Turkey’s central bank has held its key interest rate at 19 percent as expected and has suggested it is inching closer to a cut expected later this year, even while it nodded to renewed pressure on the Turkish lira.
The bank said on Thursday the recent import-price pressure plays a role in posing risks to inflation expectations, and it repeated a pledge to keep rates above inflation, which is expected to remain about 17 percent for much of the year.
The central bank last changed its one-week policy rate in March when former Governor Naci Agbal raised it to head off rising prices. A poll by Reuters news agency shows analysts expect easing to begin in the fourth quarter when inflation is predicted to decline.
The lira has shed 2.5 percent this week after the United States Federal Reserve adopted a more hawkish tone, and after the first meeting between President Recep Tayyip Erdogan and his US counterpart Joe Biden yielded no breakthroughs on key disputes.
The weakness in the lira, which touched an all-time low earlier this month, raises inflation via Turkey’s heavy imports.

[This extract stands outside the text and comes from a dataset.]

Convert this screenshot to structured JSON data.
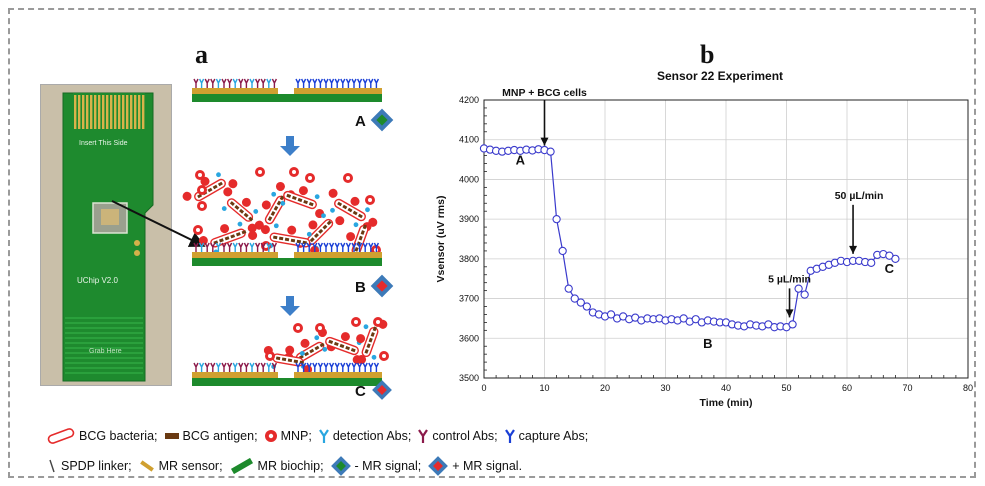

“In addition to the recent import-price-based cost factors, demand conditions, supply constraints in some sectors, and high levels of inflation expectations continue to pose risks to the pricing behaviour and inflation outlook,” the bank’s policy committee said in a statement after its monthly meeting.

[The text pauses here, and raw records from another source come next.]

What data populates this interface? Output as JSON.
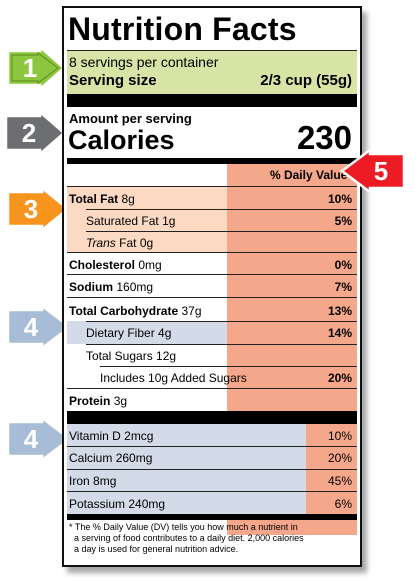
{
  "title": "Nutrition Facts",
  "servings_per_container": "8 servings per container",
  "serving_size_label": "Serving size",
  "serving_size_value": "2/3 cup (55g)",
  "amount_per_serving": "Amount per serving",
  "calories_label": "Calories",
  "calories_value": "230",
  "daily_value_header": "% Daily Value*",
  "nutrients": [
    {
      "name": "Total Fat",
      "amount": "8g",
      "dv": "10%"
    },
    {
      "name": "Saturated Fat",
      "amount": "1g",
      "dv": "5%"
    },
    {
      "name": "Trans",
      "name_rest": "Fat",
      "amount": "0g",
      "dv": ""
    },
    {
      "name": "Cholesterol",
      "amount": "0mg",
      "dv": "0%"
    },
    {
      "name": "Sodium",
      "amount": "160mg",
      "dv": "7%"
    },
    {
      "name": "Total Carbohydrate",
      "amount": "37g",
      "dv": "13%"
    },
    {
      "name": "Dietary Fiber",
      "amount": "4g",
      "dv": "14%"
    },
    {
      "name": "Total Sugars",
      "amount": "12g",
      "dv": ""
    },
    {
      "name": "Includes 10g Added Sugars",
      "amount": "",
      "dv": "20%"
    },
    {
      "name": "Protein",
      "amount": "3g",
      "dv": ""
    }
  ],
  "vitamins": [
    {
      "name": "Vitamin D",
      "amount": "2mcg",
      "dv": "10%"
    },
    {
      "name": "Calcium",
      "amount": "260mg",
      "dv": "20%"
    },
    {
      "name": "Iron",
      "amount": "8mg",
      "dv": "45%"
    },
    {
      "name": "Potassium",
      "amount": "240mg",
      "dv": "6%"
    }
  ],
  "footnote": "* The % Daily Value (DV) tells you how much a nutrient in a serving of food contributes to a daily diet. 2,000 calories a day is used for general nutrition advice.",
  "footnote_lines": [
    "* The % Daily Value (DV) tells you how much a nutrient in",
    "a serving of food contributes to a daily diet. 2,000 calories",
    "a day is used for general nutrition advice."
  ],
  "callouts": [
    {
      "number": "1",
      "color": "#8dc63f"
    },
    {
      "number": "2",
      "color": "#6d6e71"
    },
    {
      "number": "3",
      "color": "#f7941d"
    },
    {
      "number": "4",
      "color": "#a7bcd6"
    },
    {
      "number": "5",
      "color": "#ed1c24"
    },
    {
      "number": "4",
      "color": "#a7bcd6"
    }
  ],
  "colors": {
    "serving_band": "#d7e4a6",
    "dv_column": "#f4a78a",
    "fat_band": "#fbd9c3",
    "fiber_band": "#d3dbe8",
    "vitamin_band": "#d3dbe8"
  }
}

But earlier rate increases “continue to restrain credit and demand”, it said. “The policy rate will continue to be determined at a level above inflation”, in line with the bank’s forecast for prices to continue easing in the months ahead.

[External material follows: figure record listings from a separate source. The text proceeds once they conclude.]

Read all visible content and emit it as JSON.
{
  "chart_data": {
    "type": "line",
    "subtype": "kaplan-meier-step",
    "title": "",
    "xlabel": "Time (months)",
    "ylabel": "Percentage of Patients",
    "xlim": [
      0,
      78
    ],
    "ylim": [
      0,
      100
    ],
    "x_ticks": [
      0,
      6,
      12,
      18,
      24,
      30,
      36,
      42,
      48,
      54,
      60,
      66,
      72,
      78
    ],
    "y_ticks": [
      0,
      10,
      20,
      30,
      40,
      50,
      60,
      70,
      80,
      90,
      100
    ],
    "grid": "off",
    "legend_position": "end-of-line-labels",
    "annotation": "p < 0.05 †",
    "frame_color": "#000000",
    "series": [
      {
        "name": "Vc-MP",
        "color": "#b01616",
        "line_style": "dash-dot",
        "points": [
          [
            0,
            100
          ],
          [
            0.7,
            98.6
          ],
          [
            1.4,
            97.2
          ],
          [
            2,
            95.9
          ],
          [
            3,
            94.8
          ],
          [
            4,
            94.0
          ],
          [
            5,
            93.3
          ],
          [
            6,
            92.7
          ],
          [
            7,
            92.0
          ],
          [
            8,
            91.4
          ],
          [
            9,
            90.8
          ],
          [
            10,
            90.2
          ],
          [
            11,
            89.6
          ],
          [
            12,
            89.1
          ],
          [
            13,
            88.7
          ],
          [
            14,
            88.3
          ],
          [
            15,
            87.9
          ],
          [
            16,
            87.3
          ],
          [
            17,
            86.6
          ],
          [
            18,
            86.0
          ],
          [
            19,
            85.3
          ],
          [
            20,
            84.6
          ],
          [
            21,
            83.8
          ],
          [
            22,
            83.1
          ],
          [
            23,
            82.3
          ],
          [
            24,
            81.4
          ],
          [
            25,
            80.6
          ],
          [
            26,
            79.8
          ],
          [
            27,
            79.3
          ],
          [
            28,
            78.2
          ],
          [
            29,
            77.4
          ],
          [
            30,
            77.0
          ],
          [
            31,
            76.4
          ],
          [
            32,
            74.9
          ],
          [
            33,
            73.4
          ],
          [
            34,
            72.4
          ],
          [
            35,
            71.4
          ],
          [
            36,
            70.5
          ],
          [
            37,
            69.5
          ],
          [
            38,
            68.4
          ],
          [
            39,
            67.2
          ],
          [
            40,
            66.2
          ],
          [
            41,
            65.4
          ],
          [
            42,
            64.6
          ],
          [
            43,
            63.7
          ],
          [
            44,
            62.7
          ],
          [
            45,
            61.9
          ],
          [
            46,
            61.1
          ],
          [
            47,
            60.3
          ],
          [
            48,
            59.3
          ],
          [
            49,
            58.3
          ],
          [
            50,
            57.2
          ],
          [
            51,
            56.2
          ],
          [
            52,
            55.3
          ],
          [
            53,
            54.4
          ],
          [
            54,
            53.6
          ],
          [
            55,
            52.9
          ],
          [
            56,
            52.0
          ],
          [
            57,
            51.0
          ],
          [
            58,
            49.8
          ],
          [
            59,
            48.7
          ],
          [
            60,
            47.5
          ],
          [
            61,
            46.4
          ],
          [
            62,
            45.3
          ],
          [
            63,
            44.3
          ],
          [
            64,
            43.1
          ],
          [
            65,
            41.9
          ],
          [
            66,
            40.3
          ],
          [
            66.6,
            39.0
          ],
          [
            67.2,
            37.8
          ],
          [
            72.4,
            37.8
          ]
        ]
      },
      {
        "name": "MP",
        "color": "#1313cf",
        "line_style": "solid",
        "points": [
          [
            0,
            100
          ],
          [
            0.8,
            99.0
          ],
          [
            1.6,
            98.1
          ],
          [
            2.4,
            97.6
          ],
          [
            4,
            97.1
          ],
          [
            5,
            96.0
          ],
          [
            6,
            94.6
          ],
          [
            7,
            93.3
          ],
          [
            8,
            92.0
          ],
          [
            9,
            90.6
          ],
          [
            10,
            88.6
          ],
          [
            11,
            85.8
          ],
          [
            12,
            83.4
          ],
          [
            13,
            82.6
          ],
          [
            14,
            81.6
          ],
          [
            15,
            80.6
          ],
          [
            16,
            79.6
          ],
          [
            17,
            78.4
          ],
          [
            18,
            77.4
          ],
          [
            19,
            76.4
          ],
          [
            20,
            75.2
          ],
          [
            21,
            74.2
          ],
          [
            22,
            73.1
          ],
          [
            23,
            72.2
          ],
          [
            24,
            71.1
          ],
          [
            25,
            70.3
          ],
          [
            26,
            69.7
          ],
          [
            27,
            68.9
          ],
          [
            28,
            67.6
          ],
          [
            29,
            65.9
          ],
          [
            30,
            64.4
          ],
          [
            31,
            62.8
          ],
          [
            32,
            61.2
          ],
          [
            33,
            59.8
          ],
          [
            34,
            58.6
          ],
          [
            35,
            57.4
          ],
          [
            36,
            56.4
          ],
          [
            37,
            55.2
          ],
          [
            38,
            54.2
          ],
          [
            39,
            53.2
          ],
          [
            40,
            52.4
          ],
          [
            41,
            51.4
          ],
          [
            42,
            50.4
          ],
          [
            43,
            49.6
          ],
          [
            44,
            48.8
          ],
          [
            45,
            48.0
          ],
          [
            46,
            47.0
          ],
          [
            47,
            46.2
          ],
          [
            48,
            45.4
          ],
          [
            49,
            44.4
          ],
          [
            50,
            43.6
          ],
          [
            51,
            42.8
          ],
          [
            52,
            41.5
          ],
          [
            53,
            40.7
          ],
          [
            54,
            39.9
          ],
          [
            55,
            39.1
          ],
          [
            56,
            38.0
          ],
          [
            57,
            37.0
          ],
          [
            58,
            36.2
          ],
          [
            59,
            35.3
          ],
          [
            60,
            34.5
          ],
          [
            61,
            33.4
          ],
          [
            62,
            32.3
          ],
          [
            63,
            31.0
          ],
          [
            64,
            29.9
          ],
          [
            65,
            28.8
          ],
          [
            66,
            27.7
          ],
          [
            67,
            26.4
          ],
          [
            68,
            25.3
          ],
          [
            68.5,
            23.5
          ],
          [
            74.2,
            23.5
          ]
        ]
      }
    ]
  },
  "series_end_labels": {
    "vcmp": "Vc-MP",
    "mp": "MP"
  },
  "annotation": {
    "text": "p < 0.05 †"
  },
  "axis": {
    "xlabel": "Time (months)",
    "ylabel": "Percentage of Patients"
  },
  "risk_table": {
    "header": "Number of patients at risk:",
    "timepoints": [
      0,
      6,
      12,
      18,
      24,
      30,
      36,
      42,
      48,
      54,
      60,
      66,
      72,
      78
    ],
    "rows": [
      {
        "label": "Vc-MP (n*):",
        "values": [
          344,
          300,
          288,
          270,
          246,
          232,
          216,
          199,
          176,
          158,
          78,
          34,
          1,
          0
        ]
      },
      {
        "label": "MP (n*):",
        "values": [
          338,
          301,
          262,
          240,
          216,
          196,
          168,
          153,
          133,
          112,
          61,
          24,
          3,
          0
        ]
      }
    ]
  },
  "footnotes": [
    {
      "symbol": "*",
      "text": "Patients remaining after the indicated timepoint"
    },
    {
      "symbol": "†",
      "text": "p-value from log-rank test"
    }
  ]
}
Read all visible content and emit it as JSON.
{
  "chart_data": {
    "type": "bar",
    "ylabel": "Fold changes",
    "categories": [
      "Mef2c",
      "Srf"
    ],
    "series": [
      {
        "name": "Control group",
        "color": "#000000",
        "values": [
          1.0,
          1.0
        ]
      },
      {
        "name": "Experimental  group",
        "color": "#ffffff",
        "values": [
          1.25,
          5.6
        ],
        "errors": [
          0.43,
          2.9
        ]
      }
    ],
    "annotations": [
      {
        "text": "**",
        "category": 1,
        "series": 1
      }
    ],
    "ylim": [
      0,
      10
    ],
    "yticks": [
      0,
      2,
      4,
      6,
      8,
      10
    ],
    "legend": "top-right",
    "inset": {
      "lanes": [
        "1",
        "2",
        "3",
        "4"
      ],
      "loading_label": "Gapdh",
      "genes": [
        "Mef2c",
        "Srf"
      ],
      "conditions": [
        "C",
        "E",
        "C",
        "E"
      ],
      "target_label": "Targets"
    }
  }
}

Central Bank Governor Sahap Kavcioglu, whom Erdogan named to replace Agbal in a shock to markets in March, has said inflation should fall decisively around September. The central bank year-end inflation forecast stands at 12.2 percent.
Erdogan has repeatedly called for monetary stimulus and this month pointed to July or August for possible rate cuts, prompting analysts to warn that premature easing could hurt the lira and the economy, which has heavy foreign debt.
“Policymakers are for now standing up to political pressure to lower interest rates,” said William Jackson, chief emerging markets economist at Capital Economics.
The lira, among the worst performers in emerging markets this year, weakened slightly to 8.644 to the dollar at 11:48 GMT. It had briefly slipped to a record 8.88 earlier this month.
The 13 percent depreciation this year accelerated when Erdogan removed Agbal, a well-respected hawk, prompting an exodus of foreign investment and further eroding the credibility of a bank that has seen four chiefs in two years.
The World Bank, Fitch Ratings and Goldman Sachs are among those to have said prompt rate cuts and an earlier-than-expected Fed tightening are the main risks for Turkey.
On Wednesday, the US central bank – the Federal Reserve – signalled rate rises could come in 2023 as the economy emerges from the pandemic.
Turkey’s dollar bonds barely budged after the rate decision, with longer-dated issues still down about 0.7 cents in the dollar, also reflecting wider pressure in emerging markets following the Fed decision.